Light defines Connemara and its character in a way that other canvasses of nature cannot be enlivened. It is the sorcerer’s secret ingredient, the chef’s private trick, the element that elevates the mundane to the spectacular. On that late December afternoon in the Inagh Valley the light was so celestial that it would not have been out of place in a scene by Giovanni Battista Tiepolo.
Be it the folds and clefts of the mountains, sometimes clear, sometimes shrouded, the azure blue of the sea or the sparkling treasure trove of the lakes and rivers of this land there is a soul-lifting, heart-gladdening humility that comes from standing in the light of Connemara. It can be said that something is released in us, something, visceral, when engaging with this landscape.
Today, when returning to Connemara from any absence, the sense of place is palpable. There is an affirmation of belonging as one rounds the corner after Sweeney’s hotel in Oughterard and simultaneously, Connemara opens before you and the Maam Turks prepare to embrace you. I reserve my embrace for the Twelve Pins a little further down the road but always offer a passing nod to her sisters as I pass through Maam Cross, then dip into the barony of Ballynahinch.

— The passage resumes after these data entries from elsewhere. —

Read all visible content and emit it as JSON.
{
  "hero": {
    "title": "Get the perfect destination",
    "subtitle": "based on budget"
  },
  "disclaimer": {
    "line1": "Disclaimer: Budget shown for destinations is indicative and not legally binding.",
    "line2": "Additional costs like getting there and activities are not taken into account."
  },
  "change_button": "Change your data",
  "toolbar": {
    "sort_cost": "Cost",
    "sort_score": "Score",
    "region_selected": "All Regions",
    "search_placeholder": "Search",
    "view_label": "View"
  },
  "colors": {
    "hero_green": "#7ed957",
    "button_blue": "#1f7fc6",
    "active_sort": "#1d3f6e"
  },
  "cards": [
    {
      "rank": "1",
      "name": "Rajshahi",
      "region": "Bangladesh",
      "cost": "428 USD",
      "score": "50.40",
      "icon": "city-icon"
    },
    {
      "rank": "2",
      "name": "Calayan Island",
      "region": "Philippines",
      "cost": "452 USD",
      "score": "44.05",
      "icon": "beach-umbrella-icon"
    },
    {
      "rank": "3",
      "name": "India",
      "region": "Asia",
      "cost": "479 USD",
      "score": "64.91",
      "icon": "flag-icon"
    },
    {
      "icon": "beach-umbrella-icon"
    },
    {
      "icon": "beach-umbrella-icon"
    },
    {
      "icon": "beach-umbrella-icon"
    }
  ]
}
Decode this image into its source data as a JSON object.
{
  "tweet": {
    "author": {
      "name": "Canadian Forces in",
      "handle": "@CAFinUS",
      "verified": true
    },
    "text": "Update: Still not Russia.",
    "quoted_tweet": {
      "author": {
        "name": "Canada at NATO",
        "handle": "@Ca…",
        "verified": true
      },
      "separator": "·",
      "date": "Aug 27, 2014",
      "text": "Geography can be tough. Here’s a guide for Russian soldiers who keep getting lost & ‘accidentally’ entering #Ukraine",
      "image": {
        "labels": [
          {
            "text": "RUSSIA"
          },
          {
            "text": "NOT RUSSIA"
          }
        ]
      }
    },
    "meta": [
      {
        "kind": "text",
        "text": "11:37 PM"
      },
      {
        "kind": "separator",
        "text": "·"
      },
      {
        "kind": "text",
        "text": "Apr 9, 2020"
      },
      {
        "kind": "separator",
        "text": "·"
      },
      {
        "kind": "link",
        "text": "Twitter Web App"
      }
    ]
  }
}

This sense of place is not some abstract self-indulgence; it comes from my neighbours, the unique people of this corner of Ireland. Maybe it is their close proximity to the sea, the fact that they are of a land that is nearly an island. There are many islanders living here now and they share a unique sense of community. Whatever it is, the decency of the people is striking. Be it help lifting a boat, capturing errant livestock, celebrating a birth or standing in the good clothes, in the pouring rain, waiting to take their turn on the shovel to help bury your dead, the people of Connemara will never leave you needing.
And so the land of celestial and earthly light shines on and in the words of poet Michael Cody,
Connemara
is a state of light.
Of fluent sky, flayed rock
and flowering bog.
Of storied lake and inlet
and deep song.
Of wind and wild.
My favourite place in Ireland, my home, Connemara.